Ductilizing Ti19Zr19Hf19Nb19TM5Be19 (TM = Fe, Co, Ni and Cu) high-entropy bulk metallic glass composites via in-situ precipitated refractory high-entropy alloy dendrites

In this work, a series of Ti19Zr19Hf19Nb19TM5Be19 (at.%, TM = Fe, Co, Ni and Cu) high-entropy bulk metallic glass composites (HE-BMGCs) were successfully developed to address the absence of tensile ductility in high -entropy bulk metallic glasses (HE-BMGs). It is shown that the mechanical properties of HE-BMGCs are jointly affected by the two constituent phases of refractory high-entropy alloy (RHEA) dendrites and HE-BMG matrix.

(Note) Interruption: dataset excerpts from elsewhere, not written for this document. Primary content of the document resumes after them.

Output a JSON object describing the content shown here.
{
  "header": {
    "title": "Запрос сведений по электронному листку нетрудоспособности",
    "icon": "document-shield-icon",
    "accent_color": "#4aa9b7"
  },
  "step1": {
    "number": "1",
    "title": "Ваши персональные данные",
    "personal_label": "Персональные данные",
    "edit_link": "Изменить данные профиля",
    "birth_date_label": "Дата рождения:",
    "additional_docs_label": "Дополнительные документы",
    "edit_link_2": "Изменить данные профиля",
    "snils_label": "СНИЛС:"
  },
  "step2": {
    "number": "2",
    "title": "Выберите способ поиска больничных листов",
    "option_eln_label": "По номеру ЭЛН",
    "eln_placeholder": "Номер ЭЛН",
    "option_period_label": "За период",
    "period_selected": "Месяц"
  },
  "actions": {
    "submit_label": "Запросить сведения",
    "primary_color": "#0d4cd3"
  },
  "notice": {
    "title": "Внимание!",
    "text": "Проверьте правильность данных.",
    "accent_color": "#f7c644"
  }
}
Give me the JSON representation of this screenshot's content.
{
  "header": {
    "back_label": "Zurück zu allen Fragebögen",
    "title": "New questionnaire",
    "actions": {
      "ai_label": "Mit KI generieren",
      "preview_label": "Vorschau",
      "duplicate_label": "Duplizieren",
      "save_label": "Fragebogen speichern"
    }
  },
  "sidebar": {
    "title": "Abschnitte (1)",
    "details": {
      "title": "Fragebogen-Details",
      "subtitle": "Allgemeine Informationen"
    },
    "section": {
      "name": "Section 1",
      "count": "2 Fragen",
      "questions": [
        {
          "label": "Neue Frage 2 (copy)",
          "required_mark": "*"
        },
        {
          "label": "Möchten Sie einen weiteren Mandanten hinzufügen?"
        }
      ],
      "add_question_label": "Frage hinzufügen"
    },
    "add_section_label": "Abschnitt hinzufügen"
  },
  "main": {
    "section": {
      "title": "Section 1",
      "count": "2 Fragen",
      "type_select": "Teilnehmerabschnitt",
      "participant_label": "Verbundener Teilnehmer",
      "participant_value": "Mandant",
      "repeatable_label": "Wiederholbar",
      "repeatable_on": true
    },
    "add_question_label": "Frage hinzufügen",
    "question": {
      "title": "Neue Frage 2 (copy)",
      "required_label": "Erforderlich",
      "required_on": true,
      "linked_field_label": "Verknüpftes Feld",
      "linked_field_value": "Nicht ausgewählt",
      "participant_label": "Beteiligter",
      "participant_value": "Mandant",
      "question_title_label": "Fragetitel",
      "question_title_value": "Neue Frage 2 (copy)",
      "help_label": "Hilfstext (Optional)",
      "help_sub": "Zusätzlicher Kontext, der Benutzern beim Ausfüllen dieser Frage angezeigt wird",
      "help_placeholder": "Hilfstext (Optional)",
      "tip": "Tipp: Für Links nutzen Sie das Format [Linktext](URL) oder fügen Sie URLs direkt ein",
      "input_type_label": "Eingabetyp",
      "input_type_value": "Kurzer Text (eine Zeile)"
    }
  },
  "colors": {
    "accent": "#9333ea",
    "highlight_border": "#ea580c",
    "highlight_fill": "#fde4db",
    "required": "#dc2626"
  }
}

The present composites show that the good tensile ductility as well as excellent work-hardening capability at ambient temperature. Based on the post-deformation microstructure and theoretical analyses, cross slips dominate the deformation mechanism of HE-BMGCs, and it is found that the dislocation multiplication mech-anism composed of dislocation pinning and double cross-slip is very prevalent in current composites. Therein, the dislocation multiplication of RHEA dendrites facilitates the inhibition and retardation to the propagation of shear bands in the HE-BMG matrix, which is responsible for the good tensile ductility of HE-BMGCs. Additionally, the excellent work-hardening capability of composites is attribute to severe dislocation interactions caused by intrinsic local-regional multicomponent fluctuations and dislocation cross-slips in RHEA dendrites. Our research results not only aid in understanding the underlying deformation mechanism of HE-BMGCs, but also offer a novel perspective for designing the ductile high-entropy dual-phase alloys.